L.G.: Vos œuvres semblent assez souvent vouloir réparer les liens entre les morts et les vivants. Créer des lieux de recueillement et de beauté, tisser des prières pour célébrer les absents. Vous en avez d'ailleurs dédié certaines à votre mère...
En 2013, l'exposition «Maqamate», à la villa algéroise de Dar Abdellatif exposait vos 80 lithographies en hommage à dix grands maîtres du soufisme...
Commémorer les morts est pour vous une évidence.
R.K.: Nous, les vivants, on ne veut pas voir les cimetières. Dans nos sociétés, on ne nous apprend pas ou on ne nous apprend plus vraiment à rencontrer la mort, à vivre avec elle.
Pourtant, c'est la seule certitude que l'on peut avoir dans la vie. L'existence reste floue, impossible à saisir, on peut la densifier et c'est ce que j'essaie de faire à travers la création. Quand je travaille, j'ai besoin d'écouter de la musique. Autant que de mon thermos de thé ! Je mets Oum Koulthoum, la Callas ou Farid al-Atrash. Ils m'accompagnent, ils sont vivants. Leurs tombes physiques, je les ai visitées... mais la voix, quand elle est là, elle est juste à côté.
C'est ce qu'on appelle être éternel. Et donc faire ces lieux, réaliser ces œuvres, c'est dire la mémoire de ceux qui ont construit la civilisation de l'humanité. Et je suis apaisé.
L.G.: Apaisé et en même temps toujours révolté...
R.K.: Et je suis aussi révolté, oui. Pour ces Algériens noyés dans la Seine, ceux tués à bout portant et à qui cette dernière pièce « Le Vigilant » rend hommage. Je suis révolté de voir encore aujourd'hui des corps dans une décharge publique, comme ceux que l'on a retrouvés dans la Méditerranée. A Zarzis, je suis devenu un artiste «fossoyeur».
Un artiste qui enterre dignement nos morts. Car un humain est un humain, quoi qu'il arrive.
L.G.: Vous faites souvent don de vos œuvres, vous financez vous-même vos projets. C'est une générosité qui n'est pas commune...

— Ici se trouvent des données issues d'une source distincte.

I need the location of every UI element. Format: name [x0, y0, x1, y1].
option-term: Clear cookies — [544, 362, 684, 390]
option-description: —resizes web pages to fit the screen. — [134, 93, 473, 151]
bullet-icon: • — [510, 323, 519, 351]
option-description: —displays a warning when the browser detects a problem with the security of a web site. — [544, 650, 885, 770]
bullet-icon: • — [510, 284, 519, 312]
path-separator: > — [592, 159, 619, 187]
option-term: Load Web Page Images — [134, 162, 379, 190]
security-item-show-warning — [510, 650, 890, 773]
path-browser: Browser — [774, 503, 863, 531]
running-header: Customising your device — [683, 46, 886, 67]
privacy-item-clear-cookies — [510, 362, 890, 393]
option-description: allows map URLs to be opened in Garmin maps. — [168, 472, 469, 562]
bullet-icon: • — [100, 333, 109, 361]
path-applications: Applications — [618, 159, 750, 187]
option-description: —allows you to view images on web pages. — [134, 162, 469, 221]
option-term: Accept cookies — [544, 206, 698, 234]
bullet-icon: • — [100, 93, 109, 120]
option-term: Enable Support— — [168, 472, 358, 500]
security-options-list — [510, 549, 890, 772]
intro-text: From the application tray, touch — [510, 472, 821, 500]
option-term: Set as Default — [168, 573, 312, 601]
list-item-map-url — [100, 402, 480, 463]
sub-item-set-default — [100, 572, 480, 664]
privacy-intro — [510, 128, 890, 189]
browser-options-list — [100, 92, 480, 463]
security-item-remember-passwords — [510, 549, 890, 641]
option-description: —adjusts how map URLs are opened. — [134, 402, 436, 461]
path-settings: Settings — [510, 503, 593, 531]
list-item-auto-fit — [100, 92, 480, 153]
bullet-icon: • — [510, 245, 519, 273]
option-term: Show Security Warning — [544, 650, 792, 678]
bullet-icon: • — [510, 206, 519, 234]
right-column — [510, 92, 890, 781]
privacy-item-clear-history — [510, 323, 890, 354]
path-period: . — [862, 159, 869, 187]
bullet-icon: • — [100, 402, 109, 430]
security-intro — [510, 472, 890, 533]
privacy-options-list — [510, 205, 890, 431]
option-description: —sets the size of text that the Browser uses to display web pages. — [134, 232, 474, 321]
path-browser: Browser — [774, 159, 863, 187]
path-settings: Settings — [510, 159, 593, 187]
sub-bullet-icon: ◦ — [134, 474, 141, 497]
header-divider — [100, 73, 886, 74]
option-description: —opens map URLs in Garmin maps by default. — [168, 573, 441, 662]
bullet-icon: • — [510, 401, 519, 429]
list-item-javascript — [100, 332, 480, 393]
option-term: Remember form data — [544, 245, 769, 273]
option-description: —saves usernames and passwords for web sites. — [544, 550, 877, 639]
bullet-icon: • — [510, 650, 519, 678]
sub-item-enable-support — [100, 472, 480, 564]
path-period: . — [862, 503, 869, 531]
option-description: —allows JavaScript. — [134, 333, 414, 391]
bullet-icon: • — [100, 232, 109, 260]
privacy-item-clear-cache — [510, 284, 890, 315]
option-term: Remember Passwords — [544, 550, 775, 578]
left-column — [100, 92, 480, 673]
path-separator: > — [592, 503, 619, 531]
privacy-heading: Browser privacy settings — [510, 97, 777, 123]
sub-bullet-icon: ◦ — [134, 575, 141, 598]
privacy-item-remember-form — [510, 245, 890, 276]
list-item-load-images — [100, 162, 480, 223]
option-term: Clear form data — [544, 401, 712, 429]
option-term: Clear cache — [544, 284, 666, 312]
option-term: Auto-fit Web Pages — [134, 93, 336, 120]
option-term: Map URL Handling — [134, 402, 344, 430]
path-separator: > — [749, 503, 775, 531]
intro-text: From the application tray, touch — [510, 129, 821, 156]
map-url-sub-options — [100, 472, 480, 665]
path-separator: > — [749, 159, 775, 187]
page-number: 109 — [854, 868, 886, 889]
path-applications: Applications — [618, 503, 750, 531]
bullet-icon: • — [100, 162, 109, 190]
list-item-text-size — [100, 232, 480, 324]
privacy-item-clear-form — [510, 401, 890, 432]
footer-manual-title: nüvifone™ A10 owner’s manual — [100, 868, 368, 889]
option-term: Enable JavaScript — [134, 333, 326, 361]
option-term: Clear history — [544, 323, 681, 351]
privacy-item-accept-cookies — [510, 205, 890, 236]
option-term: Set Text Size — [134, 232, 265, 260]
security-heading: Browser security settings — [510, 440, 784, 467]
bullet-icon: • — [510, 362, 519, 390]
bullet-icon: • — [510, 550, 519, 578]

R.K.: Avant même la naissance, dès que le spermatozoïde touche l'ovule, le compte à rebours commence. Il faut donc vivre la vie comme un bonheur très fort, très puissant, car on ne sait pas ce qui peut arriver.
Dans ma famille, on ne se souhaite pas les anniversaires car c'est une année de vie en moins. Aucun ne part en ayant réglé toutes ses affaires mais on fait au moins et au mieux ce qui peut être fait.
C'est l'enseignement que j'ai reçu. C'est pour cela que j'ai l'impression de toujours courir derrière les secondes. Mais plus tu donnes, plus le ciel te donne également... Je l'espère!